Recovering an ESXi host after accidental boot disk passthrough
Recovering an ESXi host after accidental boot disk passthrough
Yesterday evening I finally decided to carry out a long-planned upgrade of my 2-node vSphere cluster.
1 Introduction
So far I have been using a single Nvidia GTX 4060 Ti
consumer grade GPU in one of the hosts for transcoding images and videos. The card was passed through to a single VM via direct PCIe passthrough.
I now have several services that would benefit from GPU hardware support and for this reason I have been looking around for vGPU capable cards.
Finally, I was able to acquire two refurbished Nvidia Tesla T4
cards, one of which will now replace the GTX 4060 Ti. The second card is to be used in the other host, which previously had no GPU installed at all.
2 Installing the GPU
To install the GPU in the first server, I put it into maintenance mode, migrated all VMs to the second host and finally shut down the system.

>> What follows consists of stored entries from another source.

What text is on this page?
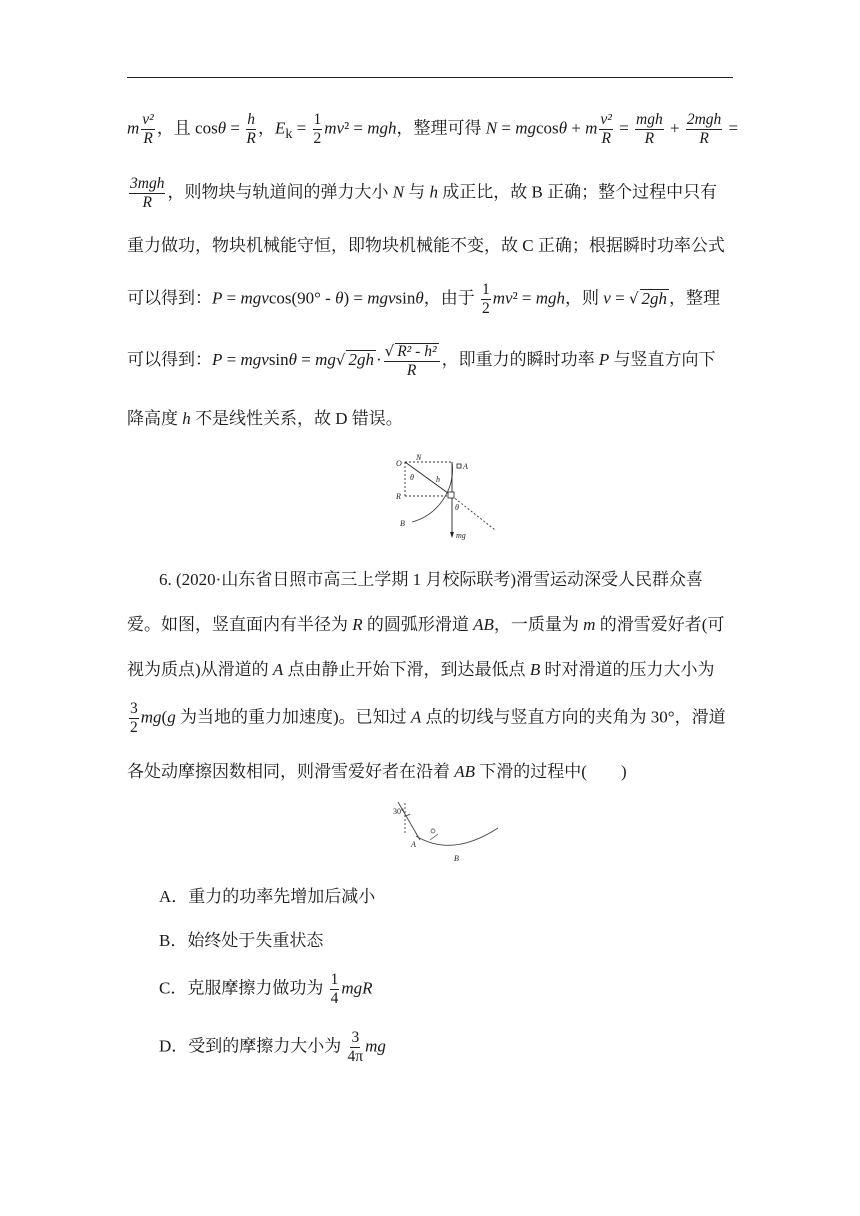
m $\frac{\text{v²}}{R}$ ，且 $\cos\theta = \frac{h}{R}$ ，$E_k = \frac{1}{2} mv^2$ = mgh，整理可得 N = mgcosθ + m $\frac{\text{v²}}{R} = \frac{\text{mgh}}{R} + \frac{\text{2mgh}}{R}$ =
$\frac{\text{3mgh}}{R}$ ，则物块与轨道间的弹力大小 N 与 h 成正比，故 B 正确；整个过程中只有
重力做功，物块机械能守恒，即物块机械能不变，故 C 正确；根据瞬时功率公式
可以得到：P = mgvcos(90° - θ) = mgvsinθ，由于 $\frac{1}{2} mv^2$ = mgh，则 v = √ 2gh ，整理
可以得到：P = mgvsinθ = mg√ $2gh \cdot \frac{\text{√ R² - h²}}{R}$ ，即重力的瞬时功率 P 与竖直方向下
降高度 h 不是线性关系，故 D 错误。
O
N
A
θ	h
R
B
θ
mg
6. (2020·山东省日照市高三上学期 1 月校际联考)滑雪运动深受人民群众喜
爱。如图，竖直面内有半径为 R 的圆弧形滑道 AB，一质量为 m 的滑雪爱好者(可
视为质点)从滑道的 A 点由静止开始下滑，到达最低点 B 时对滑道的压力大小为
$\frac{3}{2} mg(g$ 为当地的重力加速度)。已知过 A 点的切线与竖直方向的夹角为 30°，滑道
各处动摩擦因数相同，则滑雪爱好者在沿着 AB 下滑的过程中(　　)
30°
A
B
A．重力的功率先增加后减小
B．始终处于失重状态
C．克服摩擦力做功为 $\frac{1}{4}$ mgR
D．受到的摩擦力大小为 $\frac{3}{4\pi}$ mg
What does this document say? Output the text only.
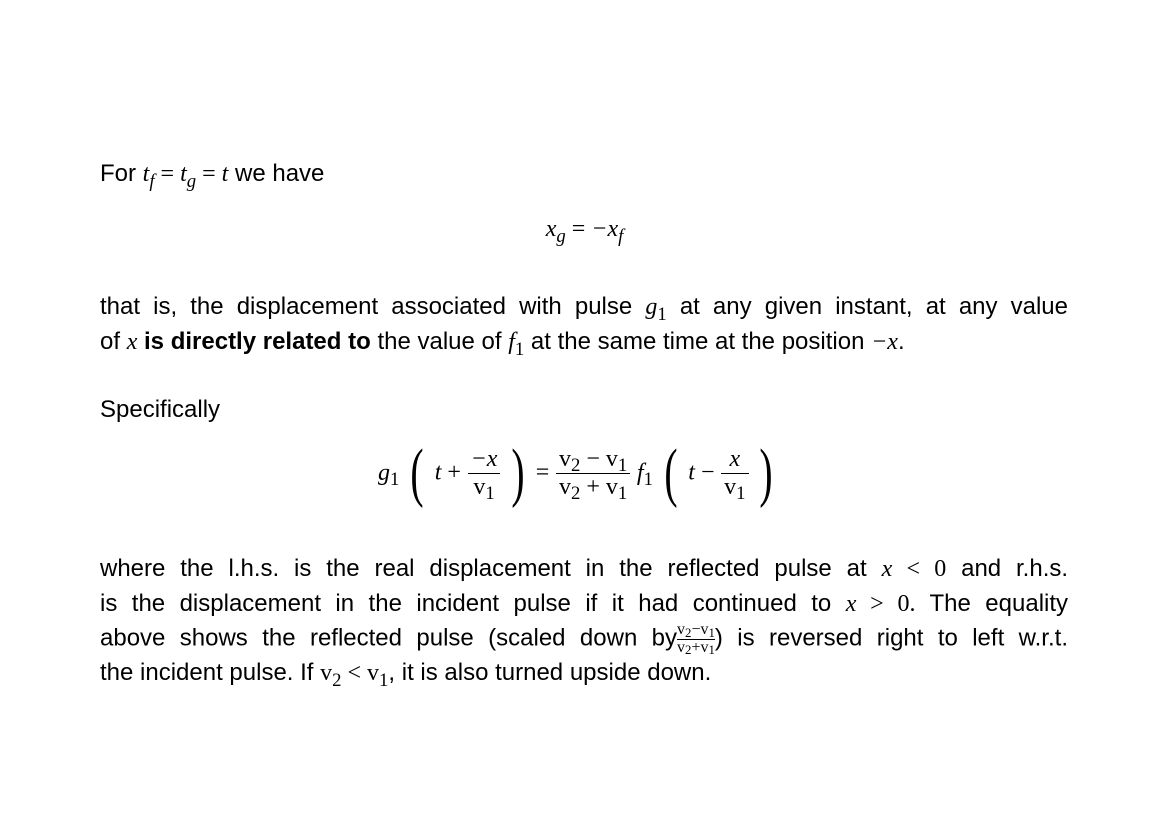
For $t_f = t_g = t$ we have
$x_g = -x_f$
that is, the displacement associated with pulse $g_1$ at any given instant, at any value
of x is directly related to the value of $f_1$ at the same time at the position −x.
Specifically
$g_1$ ( $t + \frac{-x}{v_1}$ ) = $\frac{v_2 - v_1}{v_2 + v_1} f_1$ ( $t - \frac{x}{v_1}$ )
where the l.h.s. is the real displacement in the reflected pulse at x < 0 and r.h.s.
is the displacement in the incident pulse if it had continued to x > 0. The equality
above shows the reflected pulse (scaled down by $\frac{v2-v1}{v2+v1}$ ) is reversed right to left w.r.t.
the incident pulse. If $v_2 < v_1$, it is also turned upside down.
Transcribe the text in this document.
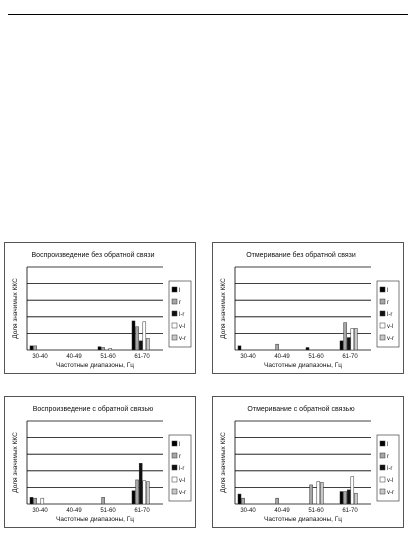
Воспроизведение без обратной связи
Доля значимых ККС
30-40	40-49	51-60	61-70
Частотные диапазоны, Гц
l
r
l-r
v-l
v-r
Отмеривание без обратной связи
Доля значимых ККС
30-40	40-49	51-60	61-70
Частотные диапазоны, Гц
l
r
l-r
v-l
v-r
Воспроизведение с обратной связью
Доля значимых ККС
30-40	40-49	51-60	61-70
Частотные диапазоны, Гц
l
r
l-r
v-l
v-r
Отмеривание с обратной связью
Доля значимых ККС
30-40	40-49	51-60	61-70
Частотные диапазоны, Гц
l
r
l-r
v-l
v-r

The installation itself took a good while, as the server is mounted in a rack in the basement that is not very easy to access. In the end, however, everything went smoothly - at least that’s what I thought at the time.
3 The Problem
Full of enthusiasm, I rebooted the host and started testing the GPU.
I quickly realized that although the GPU worked correctly at first glance, for some reason all the settings I made on the system were lost after a restart.
After poking around in vCenter and the shell for a while, I finally found out that the boot NVMe SSD was no longer recognized and ESXi had symlinked the so-called bootbank
to a temporary and volatile directory.
[root@esxi01:~] ls -l /
lrwxrwxrwx 1 root root 49 Aug 20 18:24 bootbank -> /tmp/randomid
What surprised me is the fact that the host still starts properly. I therefore ruled out a hardware-related cause for the time being and instead focused on the configuration.
It suddenly hit me like a blow: I had made a beginner’s mistake and had not deactivated the PCIe passthrough of the GTX 4060 Ti before swapping the GPUs.
By installing the new card and changing the physical PCIe slots, the PCIe mapping was changed. The boot NVMe SSD is now assigned the former ID of the GTX 4060 Ti and is then configured by the system for direct PCIe passthrough after ESXi starts. This means that ESXi itself can no longer access the disk.
4 The Solution
Now, I was faced with the question of how I could restore the host, if possible without having to completely reinstall ESXi and, if possible, without having to tinker with the hardware again.
So the goal was to somehow write the current volatile state back to the correct bootbank
on the boot SSD.
4.1 Mount the Boot SSD
First I had to make sure that the system mounts the boot SSD properly again. To do this I simply deactivated the PCIe passthrough in the vCenter UI.
After that, access to the required VMFS volumes was possible again.
4.2 Determine the original Bootbank Location
ESXi always uses two different BOOTBANK
volumes, one of which contains the actual bootbank
and the other the altbootbank
, which is used as a backup.
[root@esxi01:~] ls -l /vmfs/volumes
drwxr-xr-x 1 root root 8 Jan 1 1970 1f9a6075-1a4651a7-9891-edbc1fcdd109
drwxr-xr-x 1 root root 8 Jan 1 1970 405c1577-34424d96-82ac-2556d560fdce
lrwxr-xr-x 1 root root 35 Aug 21 07:55 BOOTBANK1 -> 405c1577-34424d96-82ac-2556d560fdce
lrwxr-xr-x 1 root root 35 Aug 21 07:55 BOOTBANK2 -> 1f9a6075-1a4651a7-9891-edbc1fcdd109
To find out which volume actually contains the original bootbank
, I looked at the access times of state.tgz
:
[root@esxi01:~] ls -l /vmfs/volumes/1f9a6075-1a4651a7-9891-edbc1fcdd109 | grep state.tgz
[root@esxi01:~] ls -l /vmfs/volumes/405c1577-34424d96-82ac-2556d560fdce | grep state.tgz
In my case, the archive on volume 1f9a6075-1a4651a7-9891-edbc1fcdd109
had the much more recent access times.
4.3 Restore the original Bootbank Symlink
In order for the state to be persisted again, the bootbank
symlink must first be redirected to the correct target:
[root@esxi01:~] ln -sfn /vmfs/volumes/1f9a6075-1a4651a7-9891-edbc1fcdd109 /bootbank
4.4 Persist the Volatile State
To ensure that the current volatile state (in which PCIe passthrough is already deactivated) is correctly written to the boot SSD, we use a command that should normally be executed before a manual state backup:
[root@esxi01:~] vim-cmd hostsvc/firmware/sync_config
Now all that’s left to do is restart the host.
5 Conclusion
Direct PCIe passthrough can cause unexpected subtle problems. From now on, before making any hardware changes, I will double-check that PCIe passthrough is disabled for all devices.